### Homework 1: Probabilities and sequences

(a,b,c) The homework directory contains Matlab data sets A , B , and C . These are time series of 0 and 1, stored as Matlab vectors. Investigate the three data sets, using suitable Bayesian analyses. State clearly which models you consider, and display your results in easily understandable (e.g., graphic) form. You are recommended to work in Matlab, but the sequences are easy to obtain from the save files (last 10000 bytes, following a header), if you prefer some other software. Analyze each of the data sets A, B, C against each of the hypotheses (a), (b), (c) below. You can decrease the number of combinations you test using suitable visualisations of the data.
• a) We assume that data was generated by flipping a coin. Investigate if this coin was fair (probability 1/2 for 1) or biased (assuming some non-informative prior for the probability. Compare these two possibilities with (b) and (c).
• b) We suspect that the data were generated by independent flipping of a possibly biased coin, but at one point the coin was replaced with one giving a different probability of heads. Under this assumption, characterize the point in the sequence where the change occured.
• c) We know that the data were generated by flipping two biased coins. Before each toss the coin was replaced with a certain probability. What can you say about the coins and the probability of switching coin?
• d) Define a change detector for sequences. Its input is a 0-1 sequence, and at each stage it knows the plausibility of a probability change having occured in the last d stages, as a function of d (if there is a true change, it should have more confidence with increasing d, since its input is random). Hint: It is nice and clean to use Chapman-Kolmogorovs theorem, with suitable assumptions.

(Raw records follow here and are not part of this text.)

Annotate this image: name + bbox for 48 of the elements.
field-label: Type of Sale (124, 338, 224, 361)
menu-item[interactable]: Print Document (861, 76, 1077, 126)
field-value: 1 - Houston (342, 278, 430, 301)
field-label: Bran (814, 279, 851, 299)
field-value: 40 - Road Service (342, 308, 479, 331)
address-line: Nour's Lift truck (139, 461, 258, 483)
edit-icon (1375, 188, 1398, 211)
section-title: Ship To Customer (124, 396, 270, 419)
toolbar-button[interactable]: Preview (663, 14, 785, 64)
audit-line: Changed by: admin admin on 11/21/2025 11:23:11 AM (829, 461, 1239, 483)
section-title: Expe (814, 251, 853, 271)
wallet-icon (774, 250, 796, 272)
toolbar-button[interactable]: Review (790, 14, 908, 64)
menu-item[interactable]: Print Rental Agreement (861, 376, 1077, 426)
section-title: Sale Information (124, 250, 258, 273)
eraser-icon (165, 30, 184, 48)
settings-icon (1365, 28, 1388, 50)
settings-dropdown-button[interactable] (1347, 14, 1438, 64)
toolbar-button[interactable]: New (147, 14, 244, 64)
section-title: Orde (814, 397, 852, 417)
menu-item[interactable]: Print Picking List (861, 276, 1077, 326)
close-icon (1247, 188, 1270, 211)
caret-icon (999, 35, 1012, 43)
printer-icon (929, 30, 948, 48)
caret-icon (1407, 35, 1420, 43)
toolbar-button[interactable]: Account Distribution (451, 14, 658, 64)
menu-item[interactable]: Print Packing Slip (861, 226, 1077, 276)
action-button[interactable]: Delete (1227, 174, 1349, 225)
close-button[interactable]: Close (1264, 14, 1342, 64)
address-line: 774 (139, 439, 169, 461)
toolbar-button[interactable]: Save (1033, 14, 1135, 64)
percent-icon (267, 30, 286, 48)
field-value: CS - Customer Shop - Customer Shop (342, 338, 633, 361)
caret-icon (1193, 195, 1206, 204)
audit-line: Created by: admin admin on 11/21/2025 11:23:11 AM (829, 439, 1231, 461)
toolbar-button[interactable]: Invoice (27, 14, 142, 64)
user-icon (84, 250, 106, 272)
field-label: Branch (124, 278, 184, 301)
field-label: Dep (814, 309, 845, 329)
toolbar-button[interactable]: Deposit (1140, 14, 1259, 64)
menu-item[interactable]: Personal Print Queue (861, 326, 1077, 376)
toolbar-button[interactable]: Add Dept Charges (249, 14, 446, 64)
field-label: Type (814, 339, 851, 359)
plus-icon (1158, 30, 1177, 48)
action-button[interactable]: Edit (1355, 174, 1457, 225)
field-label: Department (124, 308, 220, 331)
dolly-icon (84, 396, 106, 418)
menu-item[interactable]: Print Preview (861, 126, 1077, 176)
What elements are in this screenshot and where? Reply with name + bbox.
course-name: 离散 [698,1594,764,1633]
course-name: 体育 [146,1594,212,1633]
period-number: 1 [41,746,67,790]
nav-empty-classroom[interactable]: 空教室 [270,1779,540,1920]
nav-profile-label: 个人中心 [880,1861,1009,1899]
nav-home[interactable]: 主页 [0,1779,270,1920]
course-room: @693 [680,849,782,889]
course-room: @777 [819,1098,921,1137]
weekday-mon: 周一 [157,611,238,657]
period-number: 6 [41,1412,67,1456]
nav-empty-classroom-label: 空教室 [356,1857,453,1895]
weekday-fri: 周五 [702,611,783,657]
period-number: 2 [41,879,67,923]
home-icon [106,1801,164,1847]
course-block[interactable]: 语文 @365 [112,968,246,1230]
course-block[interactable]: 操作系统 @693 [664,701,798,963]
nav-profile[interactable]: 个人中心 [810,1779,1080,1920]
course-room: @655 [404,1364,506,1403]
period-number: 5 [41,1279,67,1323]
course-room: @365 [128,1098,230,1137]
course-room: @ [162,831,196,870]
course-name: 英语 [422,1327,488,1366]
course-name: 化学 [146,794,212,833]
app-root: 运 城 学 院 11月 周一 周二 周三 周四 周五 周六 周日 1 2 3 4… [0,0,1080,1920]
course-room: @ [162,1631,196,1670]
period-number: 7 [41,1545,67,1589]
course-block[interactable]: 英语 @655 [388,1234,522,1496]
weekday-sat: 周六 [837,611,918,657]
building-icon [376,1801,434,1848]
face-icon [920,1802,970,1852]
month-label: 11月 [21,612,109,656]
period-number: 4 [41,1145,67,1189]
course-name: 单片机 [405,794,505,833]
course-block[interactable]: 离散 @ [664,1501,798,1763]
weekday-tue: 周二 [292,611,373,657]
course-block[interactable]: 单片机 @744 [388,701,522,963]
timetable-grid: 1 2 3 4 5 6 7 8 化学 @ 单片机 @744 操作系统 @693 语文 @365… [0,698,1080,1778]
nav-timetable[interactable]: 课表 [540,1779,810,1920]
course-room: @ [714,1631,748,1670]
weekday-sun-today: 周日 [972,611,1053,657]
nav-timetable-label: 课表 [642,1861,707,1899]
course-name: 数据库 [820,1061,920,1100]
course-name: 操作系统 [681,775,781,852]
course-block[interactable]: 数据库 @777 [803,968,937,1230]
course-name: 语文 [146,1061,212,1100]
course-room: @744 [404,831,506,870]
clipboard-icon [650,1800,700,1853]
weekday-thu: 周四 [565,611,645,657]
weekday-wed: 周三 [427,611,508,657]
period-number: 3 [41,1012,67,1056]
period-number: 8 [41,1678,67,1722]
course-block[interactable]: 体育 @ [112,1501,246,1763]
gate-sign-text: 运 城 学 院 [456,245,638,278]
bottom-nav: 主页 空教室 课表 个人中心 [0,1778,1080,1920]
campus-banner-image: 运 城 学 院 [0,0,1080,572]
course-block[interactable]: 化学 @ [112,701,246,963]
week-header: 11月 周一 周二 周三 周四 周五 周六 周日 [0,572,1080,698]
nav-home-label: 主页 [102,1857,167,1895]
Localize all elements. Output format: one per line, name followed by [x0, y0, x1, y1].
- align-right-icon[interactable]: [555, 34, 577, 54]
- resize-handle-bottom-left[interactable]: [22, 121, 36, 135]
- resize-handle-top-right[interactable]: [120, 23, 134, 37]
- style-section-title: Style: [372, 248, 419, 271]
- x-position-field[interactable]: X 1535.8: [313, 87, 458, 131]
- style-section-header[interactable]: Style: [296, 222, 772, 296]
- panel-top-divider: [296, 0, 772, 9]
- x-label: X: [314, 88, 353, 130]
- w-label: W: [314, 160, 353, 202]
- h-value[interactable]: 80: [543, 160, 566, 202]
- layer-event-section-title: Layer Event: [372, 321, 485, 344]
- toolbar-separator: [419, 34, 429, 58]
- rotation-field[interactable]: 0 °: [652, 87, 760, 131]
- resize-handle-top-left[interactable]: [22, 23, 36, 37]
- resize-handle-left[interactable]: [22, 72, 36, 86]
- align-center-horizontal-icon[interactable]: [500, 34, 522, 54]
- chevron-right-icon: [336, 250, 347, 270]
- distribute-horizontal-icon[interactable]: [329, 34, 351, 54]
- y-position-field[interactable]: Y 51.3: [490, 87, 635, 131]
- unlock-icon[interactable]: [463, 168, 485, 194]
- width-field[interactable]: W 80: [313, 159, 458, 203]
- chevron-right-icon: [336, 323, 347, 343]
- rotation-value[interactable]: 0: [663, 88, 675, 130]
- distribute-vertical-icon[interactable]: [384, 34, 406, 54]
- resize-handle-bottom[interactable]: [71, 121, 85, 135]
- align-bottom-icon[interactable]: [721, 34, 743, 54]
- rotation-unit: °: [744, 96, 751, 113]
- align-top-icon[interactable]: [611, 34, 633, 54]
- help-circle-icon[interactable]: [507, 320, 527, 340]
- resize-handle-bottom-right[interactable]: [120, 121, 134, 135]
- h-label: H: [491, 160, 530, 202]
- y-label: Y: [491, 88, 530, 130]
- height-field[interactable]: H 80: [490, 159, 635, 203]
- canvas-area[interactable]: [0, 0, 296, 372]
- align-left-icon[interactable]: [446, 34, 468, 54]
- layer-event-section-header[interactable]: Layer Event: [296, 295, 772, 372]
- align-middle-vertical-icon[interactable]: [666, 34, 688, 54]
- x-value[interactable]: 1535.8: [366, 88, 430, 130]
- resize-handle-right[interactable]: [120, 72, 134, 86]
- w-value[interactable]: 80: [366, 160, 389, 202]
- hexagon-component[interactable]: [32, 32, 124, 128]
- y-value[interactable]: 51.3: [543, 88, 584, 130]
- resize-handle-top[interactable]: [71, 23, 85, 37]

Can you say what the most plausible generation mechanism is for each data set, A, B and C? The Hidden Markov Model has clearly a relation to the coin-switching model. Can you see what the difference is? Would you expect to draw similar probabilities from the too models? Hint: One of the hypotheses suggests an application of the Baum-Welsh algorithm. Unfortunately, Baum-Welsh is essentially a local search ML method and does not give appropriate indication of the true uncertainty of the suggested answer and for these data it seems to get stuck in a completely inappropriate local ML maximum. It is probably possible to solve these problems by using an MCMC simulator of the latent variable describing the (unknown) coin used at each toss. A matlab code is mcccoin.m. When the change probability pc is set to zero, it never changes the initial assignment of coins. If you use this code, please inspect it and make reasonable checks that it works as you expect (e.g., by testing it on shorter sequences where the 'answer' is obvious). A similar code for mcmc computation of the posterior parameters of the HMM model can be found in this MATLAB file: hmmsim.m. Some shorter data, that is well known, is the recording of Old Faithful geiser eruptions: The data is recorded with 0 for a strong eruption, and 1 for a short one.